Demek ki; artık ıslak imza her şey demektir yaklaşımı rafa kaldırılacak..
*
Bir de dönemin şartları meselesi var..
MGK belgesinin manşete çıkmasından sonra, iktidara destek verenler 2004’ün şartlarına bakın diye ortak söyleme geçti..
Şunlar söylendi: Her olay döneminde değerlendirilir.. Bugünden bakarak 2004’ü yorumlamak doğru değildir.. Önce o dönem Türkiye’de neler olup bittiğine bakmak lazım..
Demek ki; bundan sonra bütün olaylara böyle bakılacak..
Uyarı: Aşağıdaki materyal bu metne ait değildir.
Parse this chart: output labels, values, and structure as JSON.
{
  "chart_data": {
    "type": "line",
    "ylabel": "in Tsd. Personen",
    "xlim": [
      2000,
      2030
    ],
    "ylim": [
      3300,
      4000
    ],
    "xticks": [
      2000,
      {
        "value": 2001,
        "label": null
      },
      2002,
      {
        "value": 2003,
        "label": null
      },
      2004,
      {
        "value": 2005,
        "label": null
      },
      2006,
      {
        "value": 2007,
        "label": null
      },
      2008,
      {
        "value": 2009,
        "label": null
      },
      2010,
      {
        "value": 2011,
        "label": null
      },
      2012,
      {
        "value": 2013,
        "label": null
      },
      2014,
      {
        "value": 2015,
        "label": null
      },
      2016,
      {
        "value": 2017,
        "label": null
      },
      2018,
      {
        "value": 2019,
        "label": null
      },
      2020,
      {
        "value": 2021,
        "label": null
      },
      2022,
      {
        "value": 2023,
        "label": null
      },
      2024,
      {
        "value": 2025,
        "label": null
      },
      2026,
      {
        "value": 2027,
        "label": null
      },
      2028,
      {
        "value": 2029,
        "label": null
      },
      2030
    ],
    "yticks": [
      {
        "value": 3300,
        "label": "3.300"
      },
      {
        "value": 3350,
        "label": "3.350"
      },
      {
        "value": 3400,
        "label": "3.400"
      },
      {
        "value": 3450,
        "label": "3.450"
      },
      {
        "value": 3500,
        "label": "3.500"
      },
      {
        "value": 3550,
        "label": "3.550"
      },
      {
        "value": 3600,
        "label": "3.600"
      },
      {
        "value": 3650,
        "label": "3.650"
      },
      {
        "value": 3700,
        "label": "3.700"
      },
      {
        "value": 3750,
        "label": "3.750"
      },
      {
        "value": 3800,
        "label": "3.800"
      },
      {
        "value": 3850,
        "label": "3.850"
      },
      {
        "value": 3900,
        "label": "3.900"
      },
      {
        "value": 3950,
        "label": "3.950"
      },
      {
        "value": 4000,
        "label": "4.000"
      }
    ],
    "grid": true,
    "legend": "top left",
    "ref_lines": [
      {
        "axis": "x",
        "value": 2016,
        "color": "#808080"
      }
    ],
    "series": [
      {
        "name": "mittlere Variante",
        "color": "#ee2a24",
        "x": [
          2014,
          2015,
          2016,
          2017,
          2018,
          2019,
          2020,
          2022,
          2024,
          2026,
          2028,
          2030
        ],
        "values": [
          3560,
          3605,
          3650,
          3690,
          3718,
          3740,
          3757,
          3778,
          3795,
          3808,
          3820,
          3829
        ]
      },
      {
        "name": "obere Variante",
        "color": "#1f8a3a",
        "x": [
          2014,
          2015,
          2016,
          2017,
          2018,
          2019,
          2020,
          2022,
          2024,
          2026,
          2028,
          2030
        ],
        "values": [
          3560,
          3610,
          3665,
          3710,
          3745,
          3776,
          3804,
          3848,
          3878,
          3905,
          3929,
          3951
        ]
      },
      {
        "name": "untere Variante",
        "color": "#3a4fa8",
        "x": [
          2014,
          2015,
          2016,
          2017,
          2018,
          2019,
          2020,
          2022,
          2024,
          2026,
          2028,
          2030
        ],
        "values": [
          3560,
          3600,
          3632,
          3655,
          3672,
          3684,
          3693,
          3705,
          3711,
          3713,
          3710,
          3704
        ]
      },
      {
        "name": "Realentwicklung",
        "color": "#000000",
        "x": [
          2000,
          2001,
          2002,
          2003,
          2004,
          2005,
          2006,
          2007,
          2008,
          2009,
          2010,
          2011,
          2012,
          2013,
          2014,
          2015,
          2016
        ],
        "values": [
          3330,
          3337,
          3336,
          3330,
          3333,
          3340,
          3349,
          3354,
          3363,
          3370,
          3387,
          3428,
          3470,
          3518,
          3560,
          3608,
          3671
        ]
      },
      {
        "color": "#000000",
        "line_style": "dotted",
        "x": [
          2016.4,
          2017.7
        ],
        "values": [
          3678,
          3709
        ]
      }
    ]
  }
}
MGK belgesini yorumlamadan önce 2004’ün şartlarına bakın diyenler..
Aynı şeyi..
1990’lar için, 1970’ler için hatta 1930’lar için de yapmak zorunda..
*
Belgelerden önce farklıydı, belgelerden sonra farklı olacak..
Balbay kararı: Türkiye bir ayıptan kurtuluyor
Anayasa Mahkemesi oybirliğiyle karar verdi.. Mahkeme başkanı o kararın anlamını açıkladı:
Hapisteki vekiller serbest kalmalı..
Daha da önemlisi; başkan, Balbay ve öteki milletvekillerinin mazbatalarını aldıkları gün tahliye edilmemesinin hukuk ihlali olduğunu söyledi..
Son yıllarda yapılan hala yapılmakta olan o kadar çok hukuk ihlali var ki..
Cumhurbaşkanı da, hükümet cephesi de, Meclis Başkanı da kararı olumlu buldu..
*
Keşke, bu duruma hiç gelinmeseydi.. Keşke, Türkiye milletvekilini hapiste tutan ülke konumuna düşürülmeseydi.. Keşke, mahkeme tahliye etmemekte direnince Meclis milletvekiline sahip çıksaydı..
O günlere dönelim.. 2011’in yazına..
*
Çıkan sonuç şu..
CHP, Meclis’te yaptığı protestoda haklıymış.. Tepki göstermekte..
AKP ‘aday gösterirken düşünseydiniz’ demekte haksızmış..
*
Bir de uzun tutukluluk meselesi var.. Anayasa Mahkemesi makul sürenin aşıldığı kanısında.. Anayasa’ya aykırı buldu..
O süre kaç yıldır?
Başbakan Yardımcısı Arınç dün ‘3, 4, 5 yıl tutukluluk süresi fevkalade uzundur’ dedi.. Mahkemeler bu konuda da direnç gösteriyorsa, meseleye yine Meclis’in el atması gerekir..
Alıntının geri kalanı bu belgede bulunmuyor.